Norway’s second-largest city, Bergen, with a port in the North Sea, is leading the way in implementing blue economy objectives. And Norway’s own sustainability targets are impressive. The country, famous for its fossil fuel (natural gas and oil) resources, plans to reduce its carbon footprint by more than 50% by 2030 and become climate neutral by 2050.
Bergen and its port may well become a model for more than one country on how efficient and beneficial the blue economy is. The Norwegian city, which is embracing its principles, has withstood the shock of the COVID-19 pandemic well despite its heavy reliance on tourists. It is also continuing its transformation projects, which involve cross-sector and cross-community collaboration, innovation, and investment.
Prepare to be surprised, but the Port of Bergen’s ultimate goal is not zero carbon dioxide (CO2) emissions. It is number two. Bergen’s first objective is precisely strong financial performance and profitability, so there is no doubt that the two points really do go together.
Looking at Klaipėda Seaport, which is trying to solve the problem of the interrupted Belarusian and Russian cargo flow, it is clear that the principles of the blue economy are still only an aspiration for it. In fairness, it should be acknowledged that sustainability has never been a priority for the Port of Klaipėda, as it has focused on business development and relied on the stability of established relationships, upon the disappearance of which it was found that the port simply has no other scenario prepared.
There is no doubt that Klaipėda Port’s strategy and investments were not geared towards future solutions, especially in adapting to the Green Deal of the European Union (EU), which was ultimately determined by the climate crisis. However, what proportion of investment in the port has been directed towards alternative solutions: robotics, digitalisation of operations, pollution reduction?
It is clear that Klaipėda has also lacked an open and intensive dialogue between the port, its controlling authorities, the companies operating in the port, the city, and the communities. Therefore, the Green Concept of the port, which is also of a recommendatory nature, has so far failed to convince either local residents or national policymakers. The municipal government is blocking new plans for potentially polluting cargo handling by private companies, which is a serious signal that the public’s patience is wearing thin.

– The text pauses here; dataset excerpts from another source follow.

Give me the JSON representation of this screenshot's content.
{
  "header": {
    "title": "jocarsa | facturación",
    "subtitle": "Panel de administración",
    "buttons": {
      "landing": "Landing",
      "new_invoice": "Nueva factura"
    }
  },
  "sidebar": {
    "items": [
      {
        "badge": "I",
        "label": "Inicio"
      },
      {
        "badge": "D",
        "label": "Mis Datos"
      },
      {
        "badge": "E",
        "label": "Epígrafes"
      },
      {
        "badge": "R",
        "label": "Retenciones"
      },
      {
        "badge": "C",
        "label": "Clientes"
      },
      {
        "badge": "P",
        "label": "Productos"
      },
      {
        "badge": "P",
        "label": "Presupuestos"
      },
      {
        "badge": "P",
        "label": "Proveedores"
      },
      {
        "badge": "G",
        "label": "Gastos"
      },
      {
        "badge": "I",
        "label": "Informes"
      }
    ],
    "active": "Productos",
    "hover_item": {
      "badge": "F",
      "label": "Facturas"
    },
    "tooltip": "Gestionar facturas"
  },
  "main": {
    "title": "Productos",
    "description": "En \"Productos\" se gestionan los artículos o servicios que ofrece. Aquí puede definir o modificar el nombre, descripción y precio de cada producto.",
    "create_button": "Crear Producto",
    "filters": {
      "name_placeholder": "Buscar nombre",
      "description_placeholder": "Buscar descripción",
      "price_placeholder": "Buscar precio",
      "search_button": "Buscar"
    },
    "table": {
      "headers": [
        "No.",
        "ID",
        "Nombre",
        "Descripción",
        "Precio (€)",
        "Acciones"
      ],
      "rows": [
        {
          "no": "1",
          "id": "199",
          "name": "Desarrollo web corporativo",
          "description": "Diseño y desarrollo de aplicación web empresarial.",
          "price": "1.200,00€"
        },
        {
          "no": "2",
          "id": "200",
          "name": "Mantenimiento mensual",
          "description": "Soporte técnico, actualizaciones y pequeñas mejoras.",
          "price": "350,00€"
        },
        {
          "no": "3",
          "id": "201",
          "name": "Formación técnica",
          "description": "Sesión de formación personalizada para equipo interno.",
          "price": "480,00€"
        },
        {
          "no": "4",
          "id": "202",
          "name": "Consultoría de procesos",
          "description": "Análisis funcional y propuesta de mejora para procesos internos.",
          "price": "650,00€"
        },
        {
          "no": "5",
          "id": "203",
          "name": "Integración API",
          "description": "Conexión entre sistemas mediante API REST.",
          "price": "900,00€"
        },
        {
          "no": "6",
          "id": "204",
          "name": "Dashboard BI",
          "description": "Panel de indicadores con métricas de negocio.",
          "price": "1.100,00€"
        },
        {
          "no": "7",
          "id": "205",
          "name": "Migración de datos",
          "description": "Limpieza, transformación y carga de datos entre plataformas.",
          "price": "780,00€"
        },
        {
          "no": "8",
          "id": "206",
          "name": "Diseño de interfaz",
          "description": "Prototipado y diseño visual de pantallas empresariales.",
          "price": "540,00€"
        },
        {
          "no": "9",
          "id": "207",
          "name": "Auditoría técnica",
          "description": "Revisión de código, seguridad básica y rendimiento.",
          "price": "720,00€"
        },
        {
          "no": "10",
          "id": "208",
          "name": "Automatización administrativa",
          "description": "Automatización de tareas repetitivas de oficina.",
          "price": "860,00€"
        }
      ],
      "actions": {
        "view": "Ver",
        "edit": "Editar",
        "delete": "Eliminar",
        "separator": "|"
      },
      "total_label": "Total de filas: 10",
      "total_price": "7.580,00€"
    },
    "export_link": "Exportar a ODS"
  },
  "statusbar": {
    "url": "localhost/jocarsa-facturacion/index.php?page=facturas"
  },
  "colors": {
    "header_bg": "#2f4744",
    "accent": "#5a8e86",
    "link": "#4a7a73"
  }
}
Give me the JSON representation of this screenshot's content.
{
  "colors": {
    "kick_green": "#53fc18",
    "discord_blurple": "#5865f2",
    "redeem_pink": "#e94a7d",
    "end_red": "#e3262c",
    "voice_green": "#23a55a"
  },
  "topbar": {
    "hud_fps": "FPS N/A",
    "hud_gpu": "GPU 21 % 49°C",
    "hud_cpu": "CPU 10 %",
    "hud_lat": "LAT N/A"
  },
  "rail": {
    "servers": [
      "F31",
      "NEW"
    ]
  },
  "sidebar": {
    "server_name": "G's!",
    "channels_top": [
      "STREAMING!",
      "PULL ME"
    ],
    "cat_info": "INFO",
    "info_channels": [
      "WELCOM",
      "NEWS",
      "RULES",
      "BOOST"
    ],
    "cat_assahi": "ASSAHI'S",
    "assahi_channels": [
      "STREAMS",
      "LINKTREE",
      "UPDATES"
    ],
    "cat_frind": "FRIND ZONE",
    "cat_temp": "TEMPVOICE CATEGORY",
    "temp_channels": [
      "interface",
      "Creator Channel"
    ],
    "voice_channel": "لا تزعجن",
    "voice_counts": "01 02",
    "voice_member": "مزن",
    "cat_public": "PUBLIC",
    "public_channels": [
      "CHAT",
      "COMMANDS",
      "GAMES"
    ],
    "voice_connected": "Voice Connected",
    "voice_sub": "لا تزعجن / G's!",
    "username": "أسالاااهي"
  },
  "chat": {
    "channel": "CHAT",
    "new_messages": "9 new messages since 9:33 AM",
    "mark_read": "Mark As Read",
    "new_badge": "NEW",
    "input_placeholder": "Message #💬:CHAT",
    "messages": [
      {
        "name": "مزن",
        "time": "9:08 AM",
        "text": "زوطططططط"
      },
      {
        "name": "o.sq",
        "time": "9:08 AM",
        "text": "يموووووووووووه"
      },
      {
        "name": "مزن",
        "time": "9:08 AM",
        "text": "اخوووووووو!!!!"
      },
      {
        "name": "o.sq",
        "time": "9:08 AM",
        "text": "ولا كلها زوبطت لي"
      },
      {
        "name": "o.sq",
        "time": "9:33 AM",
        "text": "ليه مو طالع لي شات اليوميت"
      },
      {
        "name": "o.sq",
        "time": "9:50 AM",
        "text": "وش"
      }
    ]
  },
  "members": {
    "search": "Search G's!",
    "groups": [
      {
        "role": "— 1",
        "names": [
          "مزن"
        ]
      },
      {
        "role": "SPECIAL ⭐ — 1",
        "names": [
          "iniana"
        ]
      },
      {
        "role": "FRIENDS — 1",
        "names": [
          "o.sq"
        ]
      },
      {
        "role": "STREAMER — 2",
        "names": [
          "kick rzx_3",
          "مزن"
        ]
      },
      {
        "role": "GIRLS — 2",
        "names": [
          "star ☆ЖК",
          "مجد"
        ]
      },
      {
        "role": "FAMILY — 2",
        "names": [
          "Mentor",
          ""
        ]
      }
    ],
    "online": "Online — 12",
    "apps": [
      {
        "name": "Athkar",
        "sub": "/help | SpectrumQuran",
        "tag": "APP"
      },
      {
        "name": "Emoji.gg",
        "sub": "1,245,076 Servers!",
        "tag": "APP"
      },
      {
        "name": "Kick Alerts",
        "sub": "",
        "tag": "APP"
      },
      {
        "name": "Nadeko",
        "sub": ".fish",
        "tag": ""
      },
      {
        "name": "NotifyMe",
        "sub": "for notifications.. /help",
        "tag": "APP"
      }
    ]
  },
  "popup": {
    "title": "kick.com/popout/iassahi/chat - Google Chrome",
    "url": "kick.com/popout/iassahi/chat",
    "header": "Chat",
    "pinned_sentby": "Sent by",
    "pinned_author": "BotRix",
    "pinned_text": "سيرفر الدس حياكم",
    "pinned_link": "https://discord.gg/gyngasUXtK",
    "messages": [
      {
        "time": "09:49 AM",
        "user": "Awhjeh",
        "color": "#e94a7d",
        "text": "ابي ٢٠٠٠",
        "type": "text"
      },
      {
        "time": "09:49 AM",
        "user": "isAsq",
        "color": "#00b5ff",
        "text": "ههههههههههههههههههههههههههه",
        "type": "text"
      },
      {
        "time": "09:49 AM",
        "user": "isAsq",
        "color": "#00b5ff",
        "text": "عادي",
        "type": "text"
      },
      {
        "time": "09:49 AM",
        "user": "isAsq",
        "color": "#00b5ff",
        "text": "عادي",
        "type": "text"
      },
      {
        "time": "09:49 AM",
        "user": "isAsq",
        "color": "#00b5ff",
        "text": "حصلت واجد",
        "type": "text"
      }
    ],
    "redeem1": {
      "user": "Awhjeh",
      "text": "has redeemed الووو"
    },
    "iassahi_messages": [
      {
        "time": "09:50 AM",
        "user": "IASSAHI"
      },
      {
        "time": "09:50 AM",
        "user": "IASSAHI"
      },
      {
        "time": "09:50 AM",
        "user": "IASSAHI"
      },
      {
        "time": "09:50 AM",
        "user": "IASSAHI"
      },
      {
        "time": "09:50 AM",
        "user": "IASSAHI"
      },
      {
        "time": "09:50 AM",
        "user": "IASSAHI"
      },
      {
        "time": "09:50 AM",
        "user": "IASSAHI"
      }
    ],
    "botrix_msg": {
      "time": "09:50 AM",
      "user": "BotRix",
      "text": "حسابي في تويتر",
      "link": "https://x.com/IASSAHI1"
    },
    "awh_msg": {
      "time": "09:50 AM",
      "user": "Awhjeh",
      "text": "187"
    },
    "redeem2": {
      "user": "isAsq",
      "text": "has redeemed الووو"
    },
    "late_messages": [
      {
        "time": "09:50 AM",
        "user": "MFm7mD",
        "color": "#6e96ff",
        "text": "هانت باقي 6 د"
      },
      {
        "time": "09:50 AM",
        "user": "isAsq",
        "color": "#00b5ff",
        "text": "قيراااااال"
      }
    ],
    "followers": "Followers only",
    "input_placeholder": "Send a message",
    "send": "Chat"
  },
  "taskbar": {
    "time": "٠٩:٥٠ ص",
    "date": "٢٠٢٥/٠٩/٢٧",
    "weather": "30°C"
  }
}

A seaport is a complex piece of engineering infrastructure, with land roads and railways running into it, cargo arriving and departing, and ships are arriving and departing. Successful examples of seaports in other countries show that it is not enough for a seaport to produce its own solar panels for electricity simply or to develop a non-committal concept.
Unlike Europe, the US has not declared a national carbon neutrality target. And yet, the US Port of Long Beach, considered one of the greenest in the US, or the main gateway for trade between the country and Asia, confirmed its Green Fleet policy back in 2006 and its commitment to procure a fleet of vehicles that is 100% carbon neutral (CO2) by 2030.
In addition, the seaport has consistently and deliberately promoted the replacement of polluting lorries and, together with the nearby Port of Los Angeles, has since April introduced a charge of up to USD 20 per loaded container entering or leaving the port. Only green zero-emission lorries are exempt from this charge.
Maritime transport emits about 940 million tonnes of CO2 each year, or about 2.5% of global greenhouse gas emissions. The International Maritime Organisation (IMO) has set a target to reduce CO2 emissions from shipping by at least 50% by 2050. The EU ETS Directive stresses the need for action on ship emissions as well, and the EU’s Green Deal will also encourage fundamental change in the sector.
In our country, railways are being electrified, and road transport companies are also looking to electric, LNG-powered lorries to become less polluting. Hydrogen is another fuel of the future, and Germany is developing refuelling stations mainly for heavy transport. For the logistics sector alone, the future direction of the port would be more clearly defined by knowing whether it will be possible to recharge modern vehicles on arrival with the next generation of fuels. The type of green pricing or other measures that will be used in the seaport to encourage or motivate change is crucial. And not just for this sector, but for all partners.
Far from being an obligation or an expense, the path to sustainability is an opportunity to increase operational efficiency, save resources, and improve reputation and relationships. There is no other way, and it requires a change of mindset and a decision on where Klaipėda Seaport can fit in the modern world.